Just come across this analysis. You have to agree with the central thesis that if the only response to NHS inadequacies is to spend money (and Labour had spent the previous two decades in howling outrage about "cuts" and underfunding), its not going to spent efficiently - and the more you spend, the less efficiently it gets used. This is so completely unsurprising that its odd that it takes a whole report to realise it.

I'd also like to correct a couple of odd inaccuracies. The international comparisons contain some inaccurate but self-revealing comments. "GPs are – as in the UK – the gate-keepers to the system, and like in the UK, dissatisfaction is aimed primarily at this point in the health care process" is an odd statement when satisfaction rates are highest for this sector compared to others in the NHS. And "What distinguishes them [Dutch GPs] from British GPs is the emphasis given to communication, which is an integral part of their special training" is in fact not a difference but a similarity.
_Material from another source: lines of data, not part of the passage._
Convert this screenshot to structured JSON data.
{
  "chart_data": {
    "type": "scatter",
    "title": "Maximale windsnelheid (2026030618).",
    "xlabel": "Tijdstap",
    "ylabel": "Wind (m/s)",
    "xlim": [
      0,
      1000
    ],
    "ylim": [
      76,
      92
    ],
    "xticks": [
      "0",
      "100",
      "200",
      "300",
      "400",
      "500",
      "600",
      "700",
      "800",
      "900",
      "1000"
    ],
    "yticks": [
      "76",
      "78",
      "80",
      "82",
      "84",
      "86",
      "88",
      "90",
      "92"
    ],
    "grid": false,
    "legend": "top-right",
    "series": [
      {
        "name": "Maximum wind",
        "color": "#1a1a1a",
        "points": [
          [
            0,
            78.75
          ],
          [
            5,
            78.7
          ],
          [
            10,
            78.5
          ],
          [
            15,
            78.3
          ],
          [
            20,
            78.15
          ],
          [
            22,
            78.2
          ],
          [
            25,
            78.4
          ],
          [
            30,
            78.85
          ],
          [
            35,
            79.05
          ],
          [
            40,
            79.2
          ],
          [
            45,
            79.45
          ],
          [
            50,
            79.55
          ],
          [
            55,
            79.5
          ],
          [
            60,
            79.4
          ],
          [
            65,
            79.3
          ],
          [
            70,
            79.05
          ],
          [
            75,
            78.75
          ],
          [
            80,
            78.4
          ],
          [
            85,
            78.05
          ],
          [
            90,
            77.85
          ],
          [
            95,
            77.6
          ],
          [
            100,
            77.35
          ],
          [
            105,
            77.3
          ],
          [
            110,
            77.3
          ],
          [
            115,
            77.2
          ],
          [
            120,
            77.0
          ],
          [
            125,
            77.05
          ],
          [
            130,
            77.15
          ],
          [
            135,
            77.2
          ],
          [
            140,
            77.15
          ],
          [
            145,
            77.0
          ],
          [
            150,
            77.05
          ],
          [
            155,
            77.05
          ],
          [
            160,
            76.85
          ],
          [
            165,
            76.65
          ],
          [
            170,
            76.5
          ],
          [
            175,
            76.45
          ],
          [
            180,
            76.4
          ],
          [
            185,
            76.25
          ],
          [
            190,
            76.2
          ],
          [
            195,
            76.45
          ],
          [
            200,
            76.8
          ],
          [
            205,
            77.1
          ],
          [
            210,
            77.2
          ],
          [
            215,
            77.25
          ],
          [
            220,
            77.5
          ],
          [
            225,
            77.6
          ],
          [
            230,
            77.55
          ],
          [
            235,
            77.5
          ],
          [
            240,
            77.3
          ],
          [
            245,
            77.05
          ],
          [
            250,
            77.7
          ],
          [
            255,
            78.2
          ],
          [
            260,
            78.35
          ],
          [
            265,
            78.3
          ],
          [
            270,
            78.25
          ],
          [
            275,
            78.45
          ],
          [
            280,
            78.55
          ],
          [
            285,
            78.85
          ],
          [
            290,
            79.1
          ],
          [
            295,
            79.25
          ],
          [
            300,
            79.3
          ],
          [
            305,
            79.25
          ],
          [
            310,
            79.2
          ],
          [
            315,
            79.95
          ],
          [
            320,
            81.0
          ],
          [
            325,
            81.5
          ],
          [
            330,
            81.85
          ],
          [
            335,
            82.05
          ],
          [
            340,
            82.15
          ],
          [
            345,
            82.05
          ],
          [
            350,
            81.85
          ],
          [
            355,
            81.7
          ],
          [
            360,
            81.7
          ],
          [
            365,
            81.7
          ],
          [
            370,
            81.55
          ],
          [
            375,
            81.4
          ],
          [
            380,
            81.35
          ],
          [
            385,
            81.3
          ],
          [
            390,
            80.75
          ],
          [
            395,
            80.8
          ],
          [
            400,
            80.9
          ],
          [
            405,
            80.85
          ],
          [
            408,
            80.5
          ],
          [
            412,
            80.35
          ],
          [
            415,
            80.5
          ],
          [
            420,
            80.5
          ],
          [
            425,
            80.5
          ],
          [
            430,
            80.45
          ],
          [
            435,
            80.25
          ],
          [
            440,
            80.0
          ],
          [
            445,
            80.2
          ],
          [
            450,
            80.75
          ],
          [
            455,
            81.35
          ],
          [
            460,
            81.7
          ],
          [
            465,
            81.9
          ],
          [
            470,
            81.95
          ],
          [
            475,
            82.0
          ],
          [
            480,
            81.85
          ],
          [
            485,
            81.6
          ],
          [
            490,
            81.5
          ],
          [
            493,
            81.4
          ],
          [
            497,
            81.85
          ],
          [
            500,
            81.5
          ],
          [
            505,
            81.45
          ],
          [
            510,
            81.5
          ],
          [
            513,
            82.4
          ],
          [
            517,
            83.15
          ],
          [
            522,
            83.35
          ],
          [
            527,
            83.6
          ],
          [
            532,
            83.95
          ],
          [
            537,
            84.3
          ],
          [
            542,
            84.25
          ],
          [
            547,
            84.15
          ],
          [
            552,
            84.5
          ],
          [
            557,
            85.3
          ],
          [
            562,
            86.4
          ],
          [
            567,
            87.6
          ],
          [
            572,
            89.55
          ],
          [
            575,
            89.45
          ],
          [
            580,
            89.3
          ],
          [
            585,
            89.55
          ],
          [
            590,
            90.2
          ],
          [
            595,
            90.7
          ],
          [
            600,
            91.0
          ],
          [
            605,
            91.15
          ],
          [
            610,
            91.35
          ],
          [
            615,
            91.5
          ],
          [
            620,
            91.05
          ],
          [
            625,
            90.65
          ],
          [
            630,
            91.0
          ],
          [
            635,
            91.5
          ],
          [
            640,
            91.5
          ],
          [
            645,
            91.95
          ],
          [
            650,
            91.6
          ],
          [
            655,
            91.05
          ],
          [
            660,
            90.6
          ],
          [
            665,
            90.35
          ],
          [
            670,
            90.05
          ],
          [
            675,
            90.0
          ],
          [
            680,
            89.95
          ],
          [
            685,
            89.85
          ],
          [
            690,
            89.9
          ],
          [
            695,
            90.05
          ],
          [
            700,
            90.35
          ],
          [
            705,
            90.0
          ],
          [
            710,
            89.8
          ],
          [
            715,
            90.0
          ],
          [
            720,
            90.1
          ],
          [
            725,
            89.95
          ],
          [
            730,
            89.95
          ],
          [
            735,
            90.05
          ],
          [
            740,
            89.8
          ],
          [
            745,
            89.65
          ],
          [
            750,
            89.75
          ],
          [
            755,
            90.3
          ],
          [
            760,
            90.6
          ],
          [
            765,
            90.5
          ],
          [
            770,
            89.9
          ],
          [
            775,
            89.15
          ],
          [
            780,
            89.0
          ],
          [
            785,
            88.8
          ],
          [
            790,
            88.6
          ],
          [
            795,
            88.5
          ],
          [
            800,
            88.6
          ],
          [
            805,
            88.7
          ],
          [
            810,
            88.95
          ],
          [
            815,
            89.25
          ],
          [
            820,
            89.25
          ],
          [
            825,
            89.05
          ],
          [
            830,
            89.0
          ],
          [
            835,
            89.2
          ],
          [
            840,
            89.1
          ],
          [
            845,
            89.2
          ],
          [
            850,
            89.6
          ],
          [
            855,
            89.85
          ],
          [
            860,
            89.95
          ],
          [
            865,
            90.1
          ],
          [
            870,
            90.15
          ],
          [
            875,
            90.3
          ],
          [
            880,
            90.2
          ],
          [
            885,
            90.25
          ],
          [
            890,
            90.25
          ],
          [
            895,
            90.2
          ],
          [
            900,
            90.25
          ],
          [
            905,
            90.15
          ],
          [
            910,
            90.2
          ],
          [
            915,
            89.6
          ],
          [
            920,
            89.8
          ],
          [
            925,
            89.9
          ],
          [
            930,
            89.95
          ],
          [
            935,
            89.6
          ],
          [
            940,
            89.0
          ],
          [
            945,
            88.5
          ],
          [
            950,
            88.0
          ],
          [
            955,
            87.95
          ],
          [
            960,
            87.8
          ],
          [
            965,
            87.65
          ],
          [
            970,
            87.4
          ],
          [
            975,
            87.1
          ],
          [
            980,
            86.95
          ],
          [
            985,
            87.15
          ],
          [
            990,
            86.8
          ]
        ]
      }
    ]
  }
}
From my perspective, what is holding up progress in the NHS is disposal of large sums of money on flagship schemes (the NHS computer spine is a good example), PFI which could have been a good idea but has become a massively expensive way of getting new facilities, and the copious over-regulation which wastes enormous amounts of time to little or no effect. Worst of all though the belief that power and decision making is best carried out by a new manager class, who are expensive, have few discernable outputs, are over-sensitive to consumer rather than health priorities (so pander to the "fussy well" rather than focus on the "quiet, un-pushy, usually elderly unwell") and behave as if there is no need for managers to be accountable.

No other country runs their health system like the NHS - I wonder why?